El acceso al conocimiento es hoy, afortunadamente, más fácil que tomar un baño o que prepararse un platillo de aperitivos. Un joven o hasta un niño moderno puede acumular hoy, si se lo propusuciera, igual o más conocimientos teóricos que cualquier universitario de hace treinta años. Pero, la sóla acumulación de información, por fiale y acertada que sea, no basta para convertir a un individuo en una persona sabia.

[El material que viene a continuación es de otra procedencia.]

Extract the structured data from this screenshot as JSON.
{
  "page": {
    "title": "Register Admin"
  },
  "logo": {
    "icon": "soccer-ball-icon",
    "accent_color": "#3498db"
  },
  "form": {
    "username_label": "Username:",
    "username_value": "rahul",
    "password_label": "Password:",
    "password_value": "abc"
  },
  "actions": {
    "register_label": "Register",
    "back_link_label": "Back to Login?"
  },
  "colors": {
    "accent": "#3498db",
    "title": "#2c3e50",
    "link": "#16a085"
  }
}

Hace falta agregar al conocimiento, una fuerte dósis de capacidad analítica para comprender el porqué de lo ocurrido o dejado de ocurrir, el efecto del pasado en el presente, determinando los probables rumbos que tomará cada situación. Sin embargo, la máxima expresión de sabiduría no se estanca en la comprensión de lo acaecido y el claro planteamiento de potenciales escenarios, lo más importante de todo descansa en hacer uso del conocimiento adquirido para asumir objetivos y responsabilidades conducentes a la transformación de la realidad.
Como si fuera menuda cosa lo antes planteado, la sabiduría no se adquiere ni se ejerce de manera aislada, si no; en la intereación constante con los otros y nuestro entorno.
La sabiduría comprende además, el auto conocimiento, el autocontrol y la madurez emocional.
Para el sabio no existen fórmulas inmutables. Cada hecho exige la ponderación de una gran cantidad de variables intervinientes: tiempo, circunstancias, vínculos, prioridades, efectos directos e indirectos, recursos y capacidades disponibles, etc, etc.
Ante las grandes decisiones personales, familiares y sociales, es indispensable actuar con humildad y tener en cuenta la opinión prudente de personas maduras y sobre todo, justas. Y éstas, no son unicamente las de carne y hueso con las que nos encontramos a diario, son también, y todavía más útiles, las que nos hablan desde sus trasnochadas lecciones plasmadas en algún viejo libro.